The book is much more than a Holocaust memoir, though; it is a love letter to the father who never came back: “I loved you so much that I was happy to be deported with you,” she declares. And it is also a rallying call for remembrance, for recognition, for her voice to be heard and her experiences learned from: “I know now that antisemitism is an eternal given… but I do not want to be someone who needs protection.”

Loridan Ivens’s inability to remember the content of her father’s note haunts the novel as it has clearly haunted her
When Loridan-Ivens and her father first arrived in Poland, she was sent to Birkenau and he to Auschwitz: “Afterwards, history linked those two places with a simple hyphen. Auschwitz-Birkenau… Time obliterates what separated us, it distorts everything.” She was just able to glimpse her father’s camp from hers: “Between us stood… the unbearable certainty of what was happening to us all.” Somehow, her father persuaded an electrician to bring her a letter, “a stained little scrap of paper… four or five sentences”. Despite the initial hope this letter brought with it, Loridan-Ivens subsequently mislaid it and can no longer remember what it said: “I try, but it’s like a deep hole and I don’t want to fall in.”

Her inability to remember the content of her father’s note haunts the book as it has clearly haunted the author all these years.

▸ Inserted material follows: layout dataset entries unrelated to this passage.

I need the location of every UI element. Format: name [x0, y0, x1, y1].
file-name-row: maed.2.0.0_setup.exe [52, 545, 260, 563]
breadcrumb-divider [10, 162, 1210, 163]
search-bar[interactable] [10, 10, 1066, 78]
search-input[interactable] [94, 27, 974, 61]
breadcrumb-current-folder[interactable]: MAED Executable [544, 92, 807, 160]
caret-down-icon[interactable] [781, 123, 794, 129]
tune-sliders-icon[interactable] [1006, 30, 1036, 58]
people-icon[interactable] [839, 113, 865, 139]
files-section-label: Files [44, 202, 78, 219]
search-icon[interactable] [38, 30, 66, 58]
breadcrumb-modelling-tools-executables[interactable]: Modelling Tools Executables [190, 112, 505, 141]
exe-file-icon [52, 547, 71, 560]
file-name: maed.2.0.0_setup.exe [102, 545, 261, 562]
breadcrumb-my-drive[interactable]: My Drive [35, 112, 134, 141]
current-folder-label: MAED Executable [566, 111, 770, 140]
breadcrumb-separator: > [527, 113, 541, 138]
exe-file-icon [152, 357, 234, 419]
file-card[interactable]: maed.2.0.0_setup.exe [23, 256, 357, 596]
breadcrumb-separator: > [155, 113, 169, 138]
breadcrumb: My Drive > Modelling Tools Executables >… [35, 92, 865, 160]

But this forgetting is beautifully juxtaposed with her determination that her memories should not be ignored. On returning home after the war, her emotionally distant mother, who had evaded capture, instructs her: “‘You have to forget’… She didn’t understand where I was coming back from, or didn’t want to.” In later life, Loridan-Ivens becomes a documentary-maker, and there is a sense of both purpose and defiance in her chosen career: “I wanted to become part of a story that was greater than my own.” She married twice, the second time to the Dutch film-maker Joris Ivens, a man old enough to be her father, but she never had children: “Motherhood had no meaning any more: babies were the first to be sent to the gas chamber.”

But You Did Not Come Back is indisputably a story of survival – “I have a story. I do. I’m the survivor” – and yet it is also a story of how trauma impacts through the generations. Both Loridan-Ivens’s younger brother and older sister eventually took their own lives by “the same cocktail” of pills and alcohol: they were “sick from the camps without ever having been there”.

Very occasionally a book comes along that demands to be published, to be read, to be talked about. A book about pain and suffering, about cruelty and humanity, about grief and love. But You Did Not Come Back is an exquisitely written, beautifully translated and unwaveringly honest testimony; a story we will all do well never to forget.